Qui, la questione viene magistralmente spostata sul piano dell’individualità, essendo da noi percepite come troppo distanti da noi, le responsabilità sociali. È come se ci venisse indicato nella necessaria tenuta del piccolo nucleo sociale familiare, l’esercizio della prima responsabilità sociale, da cui riapprendere le altre più ampie.
Aborriamo la crudezza dell’esito, pur se il contropiede che ci viene imposto è proprio l’accettazione della logica cruda, persino cruenta. Riuscirà a farci approdare ad una differente soluzione, la nostra cultura? ... ci mette alla prova e, tanto più dovremmo esser stimolati da pur cruenti esiti, a riprender in cura i nostri sopiti conflitti interiori. Intanto riscoprirli, anziché anestetizzare il nostro animo.
Sono decodificabili come segnale di perdita gli sguardi dei protagonisti che quasi ritualmente si incontrano nell’anonimo (celebratissimo in fotografia) luogo per mangiare, nell’ultima sequenza. Qualcosa nelle loro vite si è spento: ora comprendono che la soluzione non stava lì, bensì in una solidarietà che doveva esser capace di attraversare la soglia del mettere in gioco se stessi e la propria famiglia, non più marginalmente, ma pienamente, facendosi cambiare dalla nuova situazione, sconvolgendo la propria..., in una parola: accogliendo!
Più di un invito a riflettere su quanto oggi sia affievolita la nostra coscienza e quanto si adoperasse sin dall’antichità, la cultura greca, con le tragedie, a mettere in scena le questioni più irrisolte dell’animo umano, spesso stimolandolo cruentemente, come qui, nelle maniere del linguaggio filmico che sin dall’inizio ci mette repentinamente sotto gli occhi, sulle note dello Stabat Mater, la ripresa di un vero intervento chirurgico.

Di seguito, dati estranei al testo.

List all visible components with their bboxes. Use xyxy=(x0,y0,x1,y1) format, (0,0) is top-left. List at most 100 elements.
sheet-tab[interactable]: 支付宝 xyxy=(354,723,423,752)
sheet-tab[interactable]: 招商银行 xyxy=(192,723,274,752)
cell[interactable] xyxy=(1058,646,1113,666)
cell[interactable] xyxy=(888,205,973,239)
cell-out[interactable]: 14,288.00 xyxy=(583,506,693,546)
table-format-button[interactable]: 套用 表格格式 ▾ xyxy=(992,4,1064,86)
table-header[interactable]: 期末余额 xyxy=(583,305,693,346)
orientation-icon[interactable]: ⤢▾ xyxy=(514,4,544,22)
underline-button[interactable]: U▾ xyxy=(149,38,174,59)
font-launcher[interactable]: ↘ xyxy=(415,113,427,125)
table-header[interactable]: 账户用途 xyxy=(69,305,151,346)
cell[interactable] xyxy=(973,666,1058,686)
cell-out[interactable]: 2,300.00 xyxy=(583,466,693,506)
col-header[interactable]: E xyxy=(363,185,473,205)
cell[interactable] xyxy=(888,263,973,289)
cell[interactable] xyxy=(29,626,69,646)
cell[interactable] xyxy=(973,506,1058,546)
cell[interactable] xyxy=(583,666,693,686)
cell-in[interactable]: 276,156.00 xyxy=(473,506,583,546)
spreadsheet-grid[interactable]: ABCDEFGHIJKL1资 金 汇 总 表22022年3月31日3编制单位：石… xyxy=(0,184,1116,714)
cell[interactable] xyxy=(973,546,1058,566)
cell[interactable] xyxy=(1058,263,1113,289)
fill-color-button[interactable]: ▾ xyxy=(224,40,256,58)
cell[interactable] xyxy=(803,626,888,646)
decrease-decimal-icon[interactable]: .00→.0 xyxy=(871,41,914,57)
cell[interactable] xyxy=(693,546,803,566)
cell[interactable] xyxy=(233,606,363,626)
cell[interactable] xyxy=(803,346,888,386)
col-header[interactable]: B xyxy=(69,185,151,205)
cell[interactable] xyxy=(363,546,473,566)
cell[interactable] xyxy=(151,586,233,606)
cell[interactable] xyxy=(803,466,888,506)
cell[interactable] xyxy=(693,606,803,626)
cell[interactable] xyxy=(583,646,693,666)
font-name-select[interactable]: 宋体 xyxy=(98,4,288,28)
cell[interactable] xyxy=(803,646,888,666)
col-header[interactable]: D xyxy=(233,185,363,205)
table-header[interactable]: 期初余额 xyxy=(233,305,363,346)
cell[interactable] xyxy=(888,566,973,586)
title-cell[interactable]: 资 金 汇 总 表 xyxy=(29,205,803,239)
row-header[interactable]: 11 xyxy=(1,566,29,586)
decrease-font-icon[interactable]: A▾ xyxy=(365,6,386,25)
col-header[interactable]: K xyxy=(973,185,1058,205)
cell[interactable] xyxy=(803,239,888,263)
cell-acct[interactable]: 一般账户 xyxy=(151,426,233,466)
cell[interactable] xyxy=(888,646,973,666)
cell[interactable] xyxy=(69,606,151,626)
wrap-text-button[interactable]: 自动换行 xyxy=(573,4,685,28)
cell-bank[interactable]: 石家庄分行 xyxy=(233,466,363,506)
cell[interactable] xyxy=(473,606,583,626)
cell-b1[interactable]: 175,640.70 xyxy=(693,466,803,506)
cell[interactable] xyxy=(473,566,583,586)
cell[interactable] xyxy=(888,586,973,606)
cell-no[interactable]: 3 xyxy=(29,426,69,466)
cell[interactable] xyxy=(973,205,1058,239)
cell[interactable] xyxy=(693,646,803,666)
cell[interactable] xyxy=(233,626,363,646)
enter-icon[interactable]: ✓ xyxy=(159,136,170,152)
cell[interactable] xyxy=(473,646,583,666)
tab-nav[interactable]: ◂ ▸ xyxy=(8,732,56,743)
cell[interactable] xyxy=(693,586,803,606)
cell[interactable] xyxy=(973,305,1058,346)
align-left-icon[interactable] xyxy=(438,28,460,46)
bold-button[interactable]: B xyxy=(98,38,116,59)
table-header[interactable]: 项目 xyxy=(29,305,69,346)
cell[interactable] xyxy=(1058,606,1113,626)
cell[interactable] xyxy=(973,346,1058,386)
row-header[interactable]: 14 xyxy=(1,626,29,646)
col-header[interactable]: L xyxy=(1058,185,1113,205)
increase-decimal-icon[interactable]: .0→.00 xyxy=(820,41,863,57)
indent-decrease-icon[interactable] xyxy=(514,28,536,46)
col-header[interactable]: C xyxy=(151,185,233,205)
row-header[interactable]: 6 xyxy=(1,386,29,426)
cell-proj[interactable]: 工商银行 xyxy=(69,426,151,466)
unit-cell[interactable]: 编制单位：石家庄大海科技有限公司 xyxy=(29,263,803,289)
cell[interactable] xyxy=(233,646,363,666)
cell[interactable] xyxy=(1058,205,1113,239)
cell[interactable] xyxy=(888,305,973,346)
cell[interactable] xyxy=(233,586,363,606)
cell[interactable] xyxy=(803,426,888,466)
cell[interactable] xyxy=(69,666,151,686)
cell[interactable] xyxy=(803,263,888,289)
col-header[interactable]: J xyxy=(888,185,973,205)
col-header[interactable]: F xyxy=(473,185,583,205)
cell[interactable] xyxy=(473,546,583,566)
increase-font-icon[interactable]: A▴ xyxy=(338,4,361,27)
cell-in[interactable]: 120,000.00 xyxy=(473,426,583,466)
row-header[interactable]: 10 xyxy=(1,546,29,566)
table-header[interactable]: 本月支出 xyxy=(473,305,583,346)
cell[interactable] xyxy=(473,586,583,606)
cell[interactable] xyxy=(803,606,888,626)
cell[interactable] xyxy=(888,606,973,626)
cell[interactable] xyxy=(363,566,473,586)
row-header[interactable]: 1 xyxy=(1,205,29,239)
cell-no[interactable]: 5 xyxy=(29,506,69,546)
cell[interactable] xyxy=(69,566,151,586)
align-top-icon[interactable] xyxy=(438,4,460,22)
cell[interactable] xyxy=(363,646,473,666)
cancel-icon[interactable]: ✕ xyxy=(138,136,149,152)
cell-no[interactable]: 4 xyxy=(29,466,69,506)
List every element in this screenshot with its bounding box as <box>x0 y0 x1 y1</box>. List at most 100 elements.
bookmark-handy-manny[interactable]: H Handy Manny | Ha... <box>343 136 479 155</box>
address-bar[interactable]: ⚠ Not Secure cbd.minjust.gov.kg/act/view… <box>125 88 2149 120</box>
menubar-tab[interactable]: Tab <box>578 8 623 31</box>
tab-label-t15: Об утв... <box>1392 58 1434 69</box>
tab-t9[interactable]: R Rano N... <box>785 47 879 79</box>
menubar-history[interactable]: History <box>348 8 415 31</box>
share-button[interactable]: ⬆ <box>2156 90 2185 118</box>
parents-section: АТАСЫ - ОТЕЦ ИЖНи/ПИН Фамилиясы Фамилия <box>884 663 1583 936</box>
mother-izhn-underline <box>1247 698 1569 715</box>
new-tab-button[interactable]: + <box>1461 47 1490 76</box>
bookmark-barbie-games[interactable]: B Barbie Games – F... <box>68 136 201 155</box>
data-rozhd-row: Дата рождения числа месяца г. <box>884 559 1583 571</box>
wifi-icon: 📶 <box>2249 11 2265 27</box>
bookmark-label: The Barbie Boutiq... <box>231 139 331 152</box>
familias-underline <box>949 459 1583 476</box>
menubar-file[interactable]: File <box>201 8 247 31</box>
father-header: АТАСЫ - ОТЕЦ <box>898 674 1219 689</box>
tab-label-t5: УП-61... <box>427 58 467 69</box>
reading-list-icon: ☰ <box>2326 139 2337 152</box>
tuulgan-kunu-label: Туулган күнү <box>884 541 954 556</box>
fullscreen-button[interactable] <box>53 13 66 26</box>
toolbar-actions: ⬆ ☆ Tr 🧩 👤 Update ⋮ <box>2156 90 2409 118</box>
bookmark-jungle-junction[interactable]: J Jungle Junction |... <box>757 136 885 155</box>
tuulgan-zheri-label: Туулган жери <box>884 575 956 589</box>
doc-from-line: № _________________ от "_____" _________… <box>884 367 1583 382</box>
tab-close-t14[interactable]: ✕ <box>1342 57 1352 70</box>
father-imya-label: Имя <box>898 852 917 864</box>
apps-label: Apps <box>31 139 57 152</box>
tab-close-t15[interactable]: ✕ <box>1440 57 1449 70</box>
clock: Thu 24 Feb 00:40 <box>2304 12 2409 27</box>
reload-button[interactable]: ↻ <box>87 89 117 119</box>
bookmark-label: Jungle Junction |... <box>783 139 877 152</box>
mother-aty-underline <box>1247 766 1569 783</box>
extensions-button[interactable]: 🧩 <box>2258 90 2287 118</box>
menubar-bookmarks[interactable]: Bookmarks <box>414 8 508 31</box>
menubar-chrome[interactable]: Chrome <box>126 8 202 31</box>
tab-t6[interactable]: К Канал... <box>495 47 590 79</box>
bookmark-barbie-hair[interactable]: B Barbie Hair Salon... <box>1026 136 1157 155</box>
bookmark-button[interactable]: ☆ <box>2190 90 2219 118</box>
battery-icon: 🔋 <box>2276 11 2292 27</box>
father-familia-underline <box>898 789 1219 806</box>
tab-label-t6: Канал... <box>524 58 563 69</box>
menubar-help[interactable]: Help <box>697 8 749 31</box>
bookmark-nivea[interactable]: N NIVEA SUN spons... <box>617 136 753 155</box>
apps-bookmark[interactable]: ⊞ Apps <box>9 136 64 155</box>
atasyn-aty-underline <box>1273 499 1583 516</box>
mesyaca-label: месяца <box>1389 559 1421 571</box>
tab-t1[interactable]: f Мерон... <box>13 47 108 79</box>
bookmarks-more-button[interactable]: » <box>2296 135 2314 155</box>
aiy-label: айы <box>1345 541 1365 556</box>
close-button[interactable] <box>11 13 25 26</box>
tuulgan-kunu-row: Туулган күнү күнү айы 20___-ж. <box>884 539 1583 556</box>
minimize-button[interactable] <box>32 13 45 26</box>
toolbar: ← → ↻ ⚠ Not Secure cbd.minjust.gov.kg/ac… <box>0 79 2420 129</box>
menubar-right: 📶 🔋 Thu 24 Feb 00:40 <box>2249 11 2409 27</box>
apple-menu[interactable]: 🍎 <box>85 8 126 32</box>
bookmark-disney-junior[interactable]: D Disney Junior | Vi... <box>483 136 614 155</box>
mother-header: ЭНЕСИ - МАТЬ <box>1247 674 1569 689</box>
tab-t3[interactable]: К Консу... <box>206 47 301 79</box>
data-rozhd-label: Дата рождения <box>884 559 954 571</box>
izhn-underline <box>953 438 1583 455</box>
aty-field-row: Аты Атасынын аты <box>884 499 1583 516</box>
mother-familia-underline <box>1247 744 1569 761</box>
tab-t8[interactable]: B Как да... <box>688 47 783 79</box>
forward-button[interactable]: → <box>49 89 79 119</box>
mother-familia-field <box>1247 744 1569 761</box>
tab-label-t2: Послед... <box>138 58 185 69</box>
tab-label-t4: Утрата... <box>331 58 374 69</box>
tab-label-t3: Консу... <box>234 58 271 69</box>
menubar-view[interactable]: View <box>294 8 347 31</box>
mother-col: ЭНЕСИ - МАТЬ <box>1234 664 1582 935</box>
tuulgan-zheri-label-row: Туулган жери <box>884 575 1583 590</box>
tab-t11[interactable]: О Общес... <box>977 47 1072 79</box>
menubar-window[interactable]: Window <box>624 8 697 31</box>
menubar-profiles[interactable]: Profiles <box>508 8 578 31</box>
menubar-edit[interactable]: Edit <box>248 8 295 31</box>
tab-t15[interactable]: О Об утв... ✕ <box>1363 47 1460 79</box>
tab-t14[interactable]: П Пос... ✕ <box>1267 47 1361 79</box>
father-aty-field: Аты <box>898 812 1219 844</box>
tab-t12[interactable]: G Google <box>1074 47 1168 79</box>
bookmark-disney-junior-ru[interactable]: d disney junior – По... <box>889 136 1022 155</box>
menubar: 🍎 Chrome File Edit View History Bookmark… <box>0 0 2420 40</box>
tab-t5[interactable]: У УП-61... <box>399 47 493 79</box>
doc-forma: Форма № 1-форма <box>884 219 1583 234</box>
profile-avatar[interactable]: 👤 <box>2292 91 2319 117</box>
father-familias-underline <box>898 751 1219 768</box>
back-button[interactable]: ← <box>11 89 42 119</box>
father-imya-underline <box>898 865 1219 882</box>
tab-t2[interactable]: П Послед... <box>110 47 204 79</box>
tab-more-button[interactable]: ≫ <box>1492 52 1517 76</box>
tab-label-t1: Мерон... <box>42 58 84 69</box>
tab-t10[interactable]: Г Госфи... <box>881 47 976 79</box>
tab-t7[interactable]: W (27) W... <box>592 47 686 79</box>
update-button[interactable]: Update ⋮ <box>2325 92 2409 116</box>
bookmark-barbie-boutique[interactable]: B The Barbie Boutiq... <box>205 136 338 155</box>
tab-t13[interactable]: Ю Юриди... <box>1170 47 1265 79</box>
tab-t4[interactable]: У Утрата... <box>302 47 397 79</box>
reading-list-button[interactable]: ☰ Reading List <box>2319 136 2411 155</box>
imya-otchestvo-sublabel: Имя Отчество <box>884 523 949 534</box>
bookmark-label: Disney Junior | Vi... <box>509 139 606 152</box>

I protagonisti, alla fine, sentono la stessa mancanza che affligge l’orfano, ineluttabilmente.
Una messa al centro dei nostri pensieri della sacralità della vita, un bene da custodire per se stessi e per gli altri soprattutto. Questo il disporsi che permette ad una società distratta di ripacificarsi, prima ancora che con “l’altro”, con se stessa.
Non saranno i paternalismi, peraltro ormai causanti solo insofferenza e ribellione a risolvere alcunché, bensì la capacità di mettersi realmente nei panni dell’altro senza perpetrare ipocrite adesioni senza reale costrutto: mi ripeto, accoglienza!